Well, I just learned to process grief at a very young age. See, back in my old reality, my parents got me a ton of pets. Not because I wanted that many, but because no matter how hard I tried, they'd always die prematurely around me. It wasn't ever a matter of if, it was a matter of when. So they kept getting me pets. And those pets gave me their lives. I suppose I know why now. But either way, I'd stopped crying over them at four small little cardboard graves in the backyard, and at seven I just asked them to stop giving me pets. So they got me a tortoise, which survived. But a week after, my father died. I was...I wanna say about ten?
He was in a car accident. Now, mum was always very religious. She never forced it on the rest of us, thankfully, but Spectre joined in on the prayers at his funeral. Both of them curled up in mum's bed and cried together to grieve. And that funeral was when both me and my older brother Cold realised that something was wrong with us.

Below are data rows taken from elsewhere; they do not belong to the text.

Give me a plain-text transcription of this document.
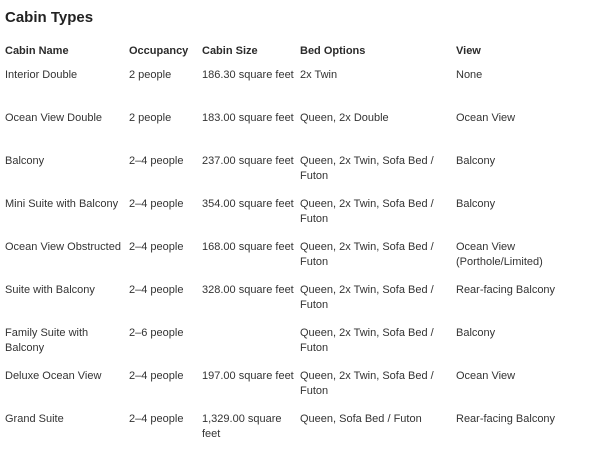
Cabin Types
Cabin Name	Occupancy	Cabin Size	Bed Options	View
Interior Double	2 people	186.30 square feet	2x Twin	None
Ocean View Double	2 people	183.00 square feet	Queen, 2x Double	Ocean View
Balcony	2–4 people	237.00 square feet	Queen, 2x Twin, Sofa Bed / Futon	Balcony
Mini Suite with Balcony	2–4 people	354.00 square feet	Queen, 2x Twin, Sofa Bed / Futon	Balcony
Ocean View Obstructed	2–4 people	168.00 square feet	Queen, 2x Twin, Sofa Bed / Futon	Ocean View (Porthole/Limited)
Suite with Balcony	2–4 people	328.00 square feet	Queen, 2x Twin, Sofa Bed / Futon	Rear-facing Balcony
Family Suite with Balcony	2–6 people		Queen, 2x Twin, Sofa Bed / Futon	Balcony
Deluxe Ocean View	2–4 people	197.00 square feet	Queen, 2x Twin, Sofa Bed / Futon	Ocean View
Grand Suite	2–4 people	1,329.00 square feet	Queen, Sofa Bed / Futon	Rear-facing Balcony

We shared a birthday, but neither of us really minded. We were always close. And we only cried at the funeral. Heather was crying harder than I was, and she clung to me for support, when really it should've been the other way around. I should've been crying on her shoulder, I should've been the one staining my best friends black cardigan with salty tears. And yet I wasn't. I held her hand, Cold held mine. And yet of us three, Heather, who wasn't even family, was the only one that was sobbing.
Me and Cold got right back up after that. All of our close friends asked how we were holding up. And we'd always respond with "Better than we should be," because it was the truth. We were not crying as hard as we should've. We'd lost our father. We only cried at the funeral. And then we moved on.
We'd lose something or someone, cry for a little while, and then move on. It was never difficult, and it still isn't. I'm just a hell of a lot more resilient, since my mother stopped functioning on her own for the following year.
And when Pall died, it was almost as bad as my father. Almost. I'd lost a major figure in my life, my father, and a source of protection, AE. But it wasn't impossible to get over it, so I did.